The thing about scientific protocols is that they are meant to be exact and precise. Every step must be explained concisely and there should be a reason for all the methodology.
For example, for every protocol you use, you should be able to answer random questions about why you did what you did at each step. Why was the bacteria incubated for four hours? Why was the temperature kept at 50 degrees? Why was the product stored on ice?
The answers to these questions should be sensible and scientific. Temperatures, amounts and incubation's are used to optimise reactions. Every step should be planned to get the best possible result in the most efficient way.
At the moment, we're growing phages on agar plates. At one stage of the protocol, we use exactly 84 plates to grow them. Two of the plates are controls and four are for dilutions but the fact remains that every time we use exactly 84 plates, no matter what we're doing.
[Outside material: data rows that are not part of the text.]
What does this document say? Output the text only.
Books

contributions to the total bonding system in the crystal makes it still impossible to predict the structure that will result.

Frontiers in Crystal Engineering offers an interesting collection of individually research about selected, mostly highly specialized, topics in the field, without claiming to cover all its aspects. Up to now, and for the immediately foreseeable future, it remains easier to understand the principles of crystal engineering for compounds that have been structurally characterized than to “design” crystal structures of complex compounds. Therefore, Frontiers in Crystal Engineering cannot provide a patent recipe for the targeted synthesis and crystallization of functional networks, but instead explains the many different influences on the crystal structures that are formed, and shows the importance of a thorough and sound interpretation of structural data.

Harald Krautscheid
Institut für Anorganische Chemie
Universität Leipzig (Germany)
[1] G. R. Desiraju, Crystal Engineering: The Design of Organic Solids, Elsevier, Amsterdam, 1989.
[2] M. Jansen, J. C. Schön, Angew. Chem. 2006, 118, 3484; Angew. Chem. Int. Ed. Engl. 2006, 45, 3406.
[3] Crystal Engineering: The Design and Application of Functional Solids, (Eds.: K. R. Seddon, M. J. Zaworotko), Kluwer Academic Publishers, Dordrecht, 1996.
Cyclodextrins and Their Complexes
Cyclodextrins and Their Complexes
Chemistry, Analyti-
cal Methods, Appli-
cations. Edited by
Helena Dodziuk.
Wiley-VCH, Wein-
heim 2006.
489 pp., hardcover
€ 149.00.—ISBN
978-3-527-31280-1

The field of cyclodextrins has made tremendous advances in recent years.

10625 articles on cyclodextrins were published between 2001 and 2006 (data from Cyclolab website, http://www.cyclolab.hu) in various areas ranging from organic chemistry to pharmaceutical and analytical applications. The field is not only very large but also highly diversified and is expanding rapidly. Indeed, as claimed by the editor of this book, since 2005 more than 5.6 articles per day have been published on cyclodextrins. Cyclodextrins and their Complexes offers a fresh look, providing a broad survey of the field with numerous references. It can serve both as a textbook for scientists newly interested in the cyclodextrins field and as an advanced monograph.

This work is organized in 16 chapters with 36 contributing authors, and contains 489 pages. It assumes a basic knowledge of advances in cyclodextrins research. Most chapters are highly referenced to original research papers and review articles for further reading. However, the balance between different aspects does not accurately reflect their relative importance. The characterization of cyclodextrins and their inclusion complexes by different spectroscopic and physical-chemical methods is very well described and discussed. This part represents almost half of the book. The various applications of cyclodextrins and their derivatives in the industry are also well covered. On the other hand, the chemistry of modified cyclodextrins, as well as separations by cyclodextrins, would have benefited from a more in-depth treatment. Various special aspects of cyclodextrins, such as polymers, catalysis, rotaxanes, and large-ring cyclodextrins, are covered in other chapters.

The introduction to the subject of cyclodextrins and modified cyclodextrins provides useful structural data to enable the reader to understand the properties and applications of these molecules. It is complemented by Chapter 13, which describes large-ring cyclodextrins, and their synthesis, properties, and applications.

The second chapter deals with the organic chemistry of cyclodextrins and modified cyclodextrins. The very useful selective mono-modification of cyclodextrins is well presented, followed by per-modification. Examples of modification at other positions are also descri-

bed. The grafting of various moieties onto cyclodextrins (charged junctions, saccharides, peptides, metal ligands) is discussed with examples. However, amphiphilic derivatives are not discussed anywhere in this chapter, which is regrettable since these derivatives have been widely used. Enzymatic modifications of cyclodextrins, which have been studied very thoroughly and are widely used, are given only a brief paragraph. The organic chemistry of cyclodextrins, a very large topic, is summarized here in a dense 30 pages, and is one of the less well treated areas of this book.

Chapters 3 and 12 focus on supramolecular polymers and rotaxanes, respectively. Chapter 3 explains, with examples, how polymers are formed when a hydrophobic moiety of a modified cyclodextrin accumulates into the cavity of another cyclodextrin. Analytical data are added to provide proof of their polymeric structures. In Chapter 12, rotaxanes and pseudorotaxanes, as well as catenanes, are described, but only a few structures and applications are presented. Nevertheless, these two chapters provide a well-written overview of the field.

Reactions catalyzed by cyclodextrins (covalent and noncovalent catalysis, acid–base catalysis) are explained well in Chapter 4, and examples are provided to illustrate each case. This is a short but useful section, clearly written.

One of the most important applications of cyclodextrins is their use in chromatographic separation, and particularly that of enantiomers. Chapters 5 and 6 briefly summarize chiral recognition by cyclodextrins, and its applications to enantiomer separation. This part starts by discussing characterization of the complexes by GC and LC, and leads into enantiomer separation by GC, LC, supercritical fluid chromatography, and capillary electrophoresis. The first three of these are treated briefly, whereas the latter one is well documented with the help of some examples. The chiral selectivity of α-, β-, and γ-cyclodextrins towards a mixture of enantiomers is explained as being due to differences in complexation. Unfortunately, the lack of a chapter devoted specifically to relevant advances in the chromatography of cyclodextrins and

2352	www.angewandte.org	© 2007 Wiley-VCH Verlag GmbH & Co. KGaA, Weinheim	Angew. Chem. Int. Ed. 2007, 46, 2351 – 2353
The answer (as can probably be guessed) is not scientific in the least. Science is not a cold and clinical organised space, no matter how much scientists want it to be. It is a wild and crazy world full of human error and things going random and even more human error. The problems are not just scientific, they are also spacial and temporal; incubators are only so big, parts of the lab are only open during certain hours.
And the big jars we use for incubating will only physically fit 42 plates. We've tried to stuff more in but the lids won't shut. And while we have three of them in total the incubator is quite small and only fits two at a time.
42 x 2 = 84
Which wouldn't seem so bad if it weren't for the dilutions and the controls, because once you've put them in there's only room for 39 plates of actual phage sample per jar. 42 is at least a nice round number, but a protocol always looks a bit odd if it starts with the phrase '39 plates were taken...' It begs the question, 'why 39?' and the answer is, scientifically, faintly embarrassing.
Science would be a lot more precise if the world stopped getting in the way.